III

L’APPLICATION DU RÈGLEMENT À PARTIR DE MAI 2018 REND NÉCESSAIRE UNE ADAPTATION DU CADRE NATIONAL DE LA PROTECTION DES DONNÉES PERSONNELLES

< Rapport d'information >

Le règlement du 27 avril 2016 sera applicable à partir du 25 mai 2018, ainsi que le prévoit l’article 99. Il est donc nécessaire d’adapter préalablement le cadre législatif de la protection des données à caractère personnel, principalement défini par la loi du 6 janvier 1978. La loi pour une République numérique du 7 octobre 2016 a déjà modifié certaines de ses dispositions mais un travail plus vaste devra être mené lors de la prochaine législature. Parallèlement, la coopération entre les États membres et les travaux du G29 jouent un rôle essentiel pour préparer l’application du règlement.

• Les travaux de la Commission européenne et du G29

La Commission européenne, qui a la responsabilité de veiller à l’application du droit dérivé, en application de l’article 17 du traité sur l’Union européenne, suit déjà les travaux des États membres pour préparer l’application du règlement et la transposition de la directive sur les données policières et judiciaires. À cette fin, elle réunit mensuellement depuis le mois de septembre 2016 les experts nationaux chargés de ces travaux. Les réunions portent alternativement sur le règlement et la directive (86).

Les représentants de la Commission européenne rencontrés à Bruxelles par vos rapporteurs en janvier dernier leur ont indiqué qu’à ce stade, un dizaine d’États membres avaient finalisé un projet de loi.

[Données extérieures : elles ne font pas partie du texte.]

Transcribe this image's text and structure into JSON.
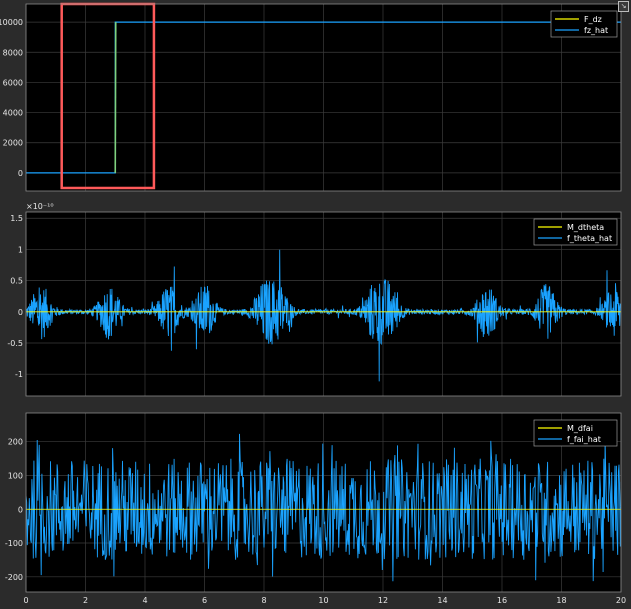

Les réunions tenues jusqu’à présent sur le règlement ont notamment donné lieu à des discussions sur :

– les paragraphes 2 et 3 de l’article 6 permettant de maintenir ou introduire des dispositions spécifiques relatives aux traitements de données personnelles nécessaires au respect d’une obligation légale et aux traitements nécessaires à l’exécution d’une mission d’intérêt public ou relevant de l’exercice de l’autorité publique dont est investi le responsable du traitement ;

– les conditions applicables au consentement des enfants en ce qui concerne les services de la société de l’information (article 8) ;

– les règles applicables aux traitements portant sur des catégories particulières de données, notamment les données de santé (article 9) ;

– le délégué à la protection des données (article 37) ;

– les normes limitant certains transferts de catégories particulières de données (article 49) et les transferts non autorisés par le droit de l’Union européenne (article 48) ;

– les actions de groupe (article 80) ;

– le chapitre IX du règlement relatif aux situations particulières de traitement.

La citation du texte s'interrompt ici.